Seems to be hung when I got up this morning, dammit. System and pools are responsive, but there’s been no progress and no disk IO since I first checked when I got up. Haven’t tried to kill any processes yet; waiting to see if the zfs-discuss list has any data-gathering suggestions.
This older software version doesn’t support the -p option in zfs send, but that won’t be the cause of the hang; that will simply require me to recreate some key properties manually if I have to restore from backup.
ETA: My detailed report on the zfs-discuss mailing list.
It’s sitting at the same spot after work, after sitting all day. Offiicially hung.
I wonder what it will take to stop the backup and export the pool?
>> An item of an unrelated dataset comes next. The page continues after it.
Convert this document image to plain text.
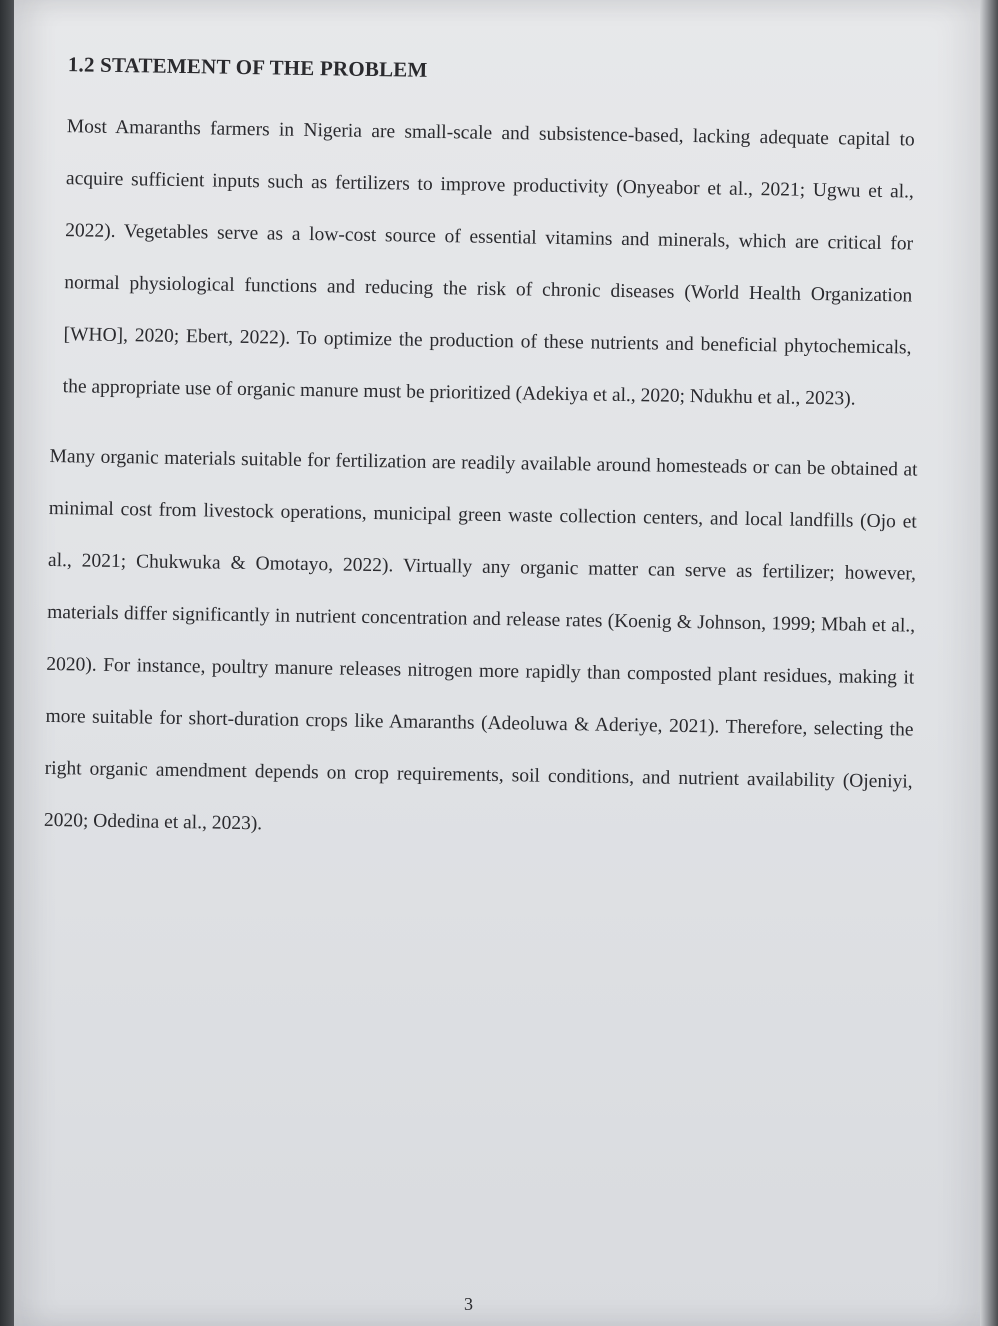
1.2 STATEMENT OF THE PROBLEM

Most Amaranths farmers in Nigeria are small-scale and subsistence-based, lacking adequate capital to acquire sufficient inputs such as fertilizers to improve productivity (Onyeabor et al., 2021; Ugwu et al., 2022). Vegetables serve as a low-cost source of essential vitamins and minerals, which are critical for normal physiological functions and reducing the risk of chronic diseases (World Health Organization [WHO], 2020; Ebert, 2022). To optimize the production of these nutrients and beneficial phytochemicals, the appropriate use of organic manure must be prioritized (Adekiya et al., 2020; Ndukhu et al., 2023).

Many organic materials suitable for fertilization are readily available around homesteads or can be obtained at minimal cost from livestock operations, municipal green waste collection centers, and local landfills (Ojo et al., 2021; Chukwuka & Omotayo, 2022). Virtually any organic matter can serve as fertilizer; however, materials differ significantly in nutrient concentration and release rates (Koenig & Johnson, 1999; Mbah et al., 2020). For instance, poultry manure releases nitrogen more rapidly than composted plant residues, making it more suitable for short-duration crops like Amaranths (Adeoluwa & Aderiye, 2021). Therefore, selecting the right organic amendment depends on crop requirements, soil conditions, and nutrient availability (Ojeniyi, 2020; Odedina et al., 2023).

3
Well, that’s nice; a straight “kill” terminated the processes, at least.
zpool status shows no errors. zfs list shows backup filesystems mounted.
zpool export -f is running…no disk I/O now…starting to look hung.
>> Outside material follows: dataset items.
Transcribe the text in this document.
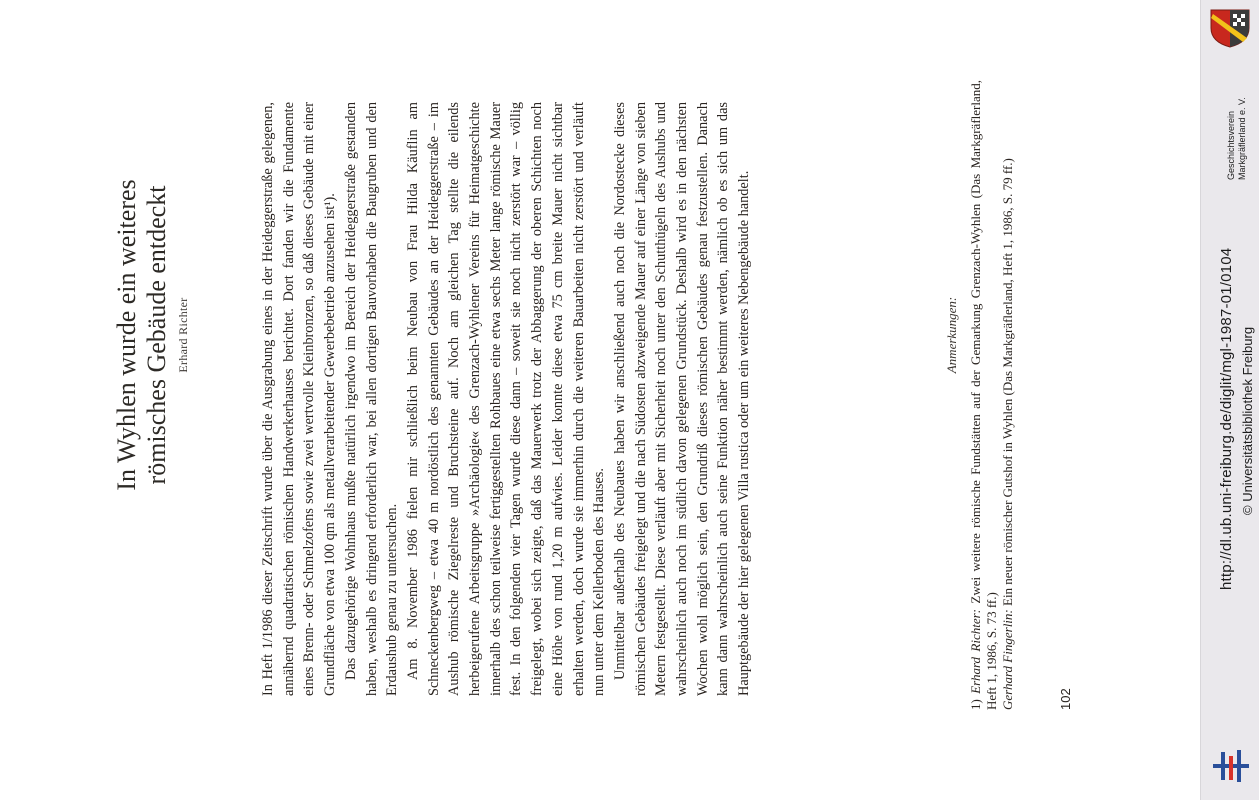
In Wyhlen wurde ein weiteres römisches Gebäude entdeckt Erhard Richter	In Heft 1/1986 dieser Zeitschrift wurde über die Ausgrabung eines in der Heideggerstraße gelegenen, annähernd quadratischen römischen Handwerkerhauses berichtet. Dort fanden wir die Fundamente eines Brenn- oder Schmelzofens sowie zwei wertvolle Kleinbronzen, so daß dieses Gebäude mit einer Grundfläche von etwa 100 qm als metallverarbeitender Gewerbebetrieb anzusehen ist¹). Das dazugehörige Wohnhaus mußte natürlich irgendwo im Bereich der Heideggerstraße gestanden haben, weshalb es dringend erforderlich war, bei allen dortigen Bauvorhaben die Baugruben und den Erdaushub genau zu untersuchen. Am 8. November 1986 fielen mir schließlich beim Neubau von Frau Hilda Käuflin am Schneckenbergweg – etwa 40 m nordöstlich des genannten Gebäudes an der Heideggerstraße – im Aushub römische Ziegelreste und Bruchsteine auf. Noch am gleichen Tag stellte die eilends herbeigerufene Arbeitsgruppe »Archäologie« des Grenzach-Wyhlener Vereins für Heimatgeschichte innerhalb des schon teilweise fertiggestellten Rohbaues eine etwa sechs Meter lange römische Mauer fest. In den folgenden vier Tagen wurde diese dann – soweit sie noch nicht zerstört war – völlig freigelegt, wobei sich zeigte, daß das Mauerwerk trotz der Abbaggerung der oberen Schichten noch eine Höhe von rund 1,20 m aufwies. Leider konnte diese etwa 75 cm breite Mauer nicht sichtbar erhalten werden, doch wurde sie immerhin durch die weiteren Bauarbeiten nicht zerstört und verläuft nun unter dem Kellerboden des Hauses. Unmittelbar außerhalb des Neubaues haben wir anschließend auch noch die Nordostecke dieses römischen Gebäudes freigelegt und die nach Südosten abzweigende Mauer auf einer Länge von sieben Metern festgestellt. Diese verläuft aber mit Sicherheit noch unter den Schutthügeln des Aushubs und wahrscheinlich auch noch im südlich davon gelegenen Grundstück. Deshalb wird es in den nächsten Wochen wohl möglich sein, den Grundriß dieses römischen Gebäudes genau festzustellen. Danach kann dann wahrscheinlich auch seine Funktion näher bestimmt werden, nämlich ob es sich um das Hauptgebäude der hier gelegenen Villa rustica oder um ein weiteres Nebengebäude handelt.	Anmerkungen:

1) Erhard Richter: Zwei weitere römische Fundstätten auf der Gemarkung Grenzach-Wyhlen (Das Markgräflerland, Heft 1, 1986, S. 73 ff.) Gerhard Fingerlin: Ein neuer römischer Gutshof in Wyhlen (Das Markgräflerland, Heft 1, 1986, S. 79 ff.)

102
Geschichtsverein Markgräflerland e. V.
http://dl.ub.uni-freiburg.de/diglit/mgl-1987-01/0104 © Universitätsbibliothek Freiburg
Ah, the zfs receive process is still in the process table. kill -9 doesn’t help.
Kill and kill -9 won’t touch the zpool export process, either.
Pulling the USB cable on the drive doesn’t seem to be helping any either.
zfs list now hangs, but giving it a little longer just in case.
Kill -9 doesn’t touch any of the hung jobs.
Closing the ssh sessions doesn’t touch any of them either.
zfs list on pools other than bup-wrack works. zpool list works, and shows bup-wrack.
Attempting to set failmode=continue gives an I/O error.
Plugging the USB back in and then setting failmode gives the same I/O error.
cfgadm -al lists known disk drives and usb3/9 as “usb-storage connected”. I think that’s the USB disk that’s stuck.
cfgadm -cremove usb3/9 failed “configuration operation not supported”.
cfgadm -cdisconnect usb3/9 queried if I wanted to suspend activity, then failed with “cannot issue devctl to ap_id: /devices/pci@0,0/pci10de,cb84@2,1:9″
Still -al the same.
cfgadm -cunconfigure same error as disconnect.
I was able to list properties on bup-wrack:
bash-3.2$ zpool get all bup-wrack
NAME PROPERTY VALUE SOURCE
bup-wrack size 928G -
bup-wrack used 438G -
bup-wrack available 490G -
bup-wrack capacity 47% -
bup-wrack altroot /backups/bup-wrack local
bup-wrack health UNAVAIL -
bup-wrack guid 2209605264342513453 default
bup-wrack version 14 default
bup-wrack bootfs - default
bup-wrack delegation on default
bup-wrack autoreplace off default
bup-wrack cachefile none local
bup-wrack failmode wait default
bup-wrack listsnapshots off default
It’s not healthy, alright. And the attempt to set failmode really did fail.
ETA: So I had to reboot. However, that worked fine, and I recreated the pool, and I ran the same full backup script overnight, and it completed successfully. Took 392:23, a bit over 6 hours, but it completed. (Something broke the ssh connection, but luckily I had run the backup under screen, so it just got detached and I could reconnect and see what happened. And it was making a log file, anyway.)
There’s a ‘cut’ version error in some of my after-backup processing that I’ll need to fix.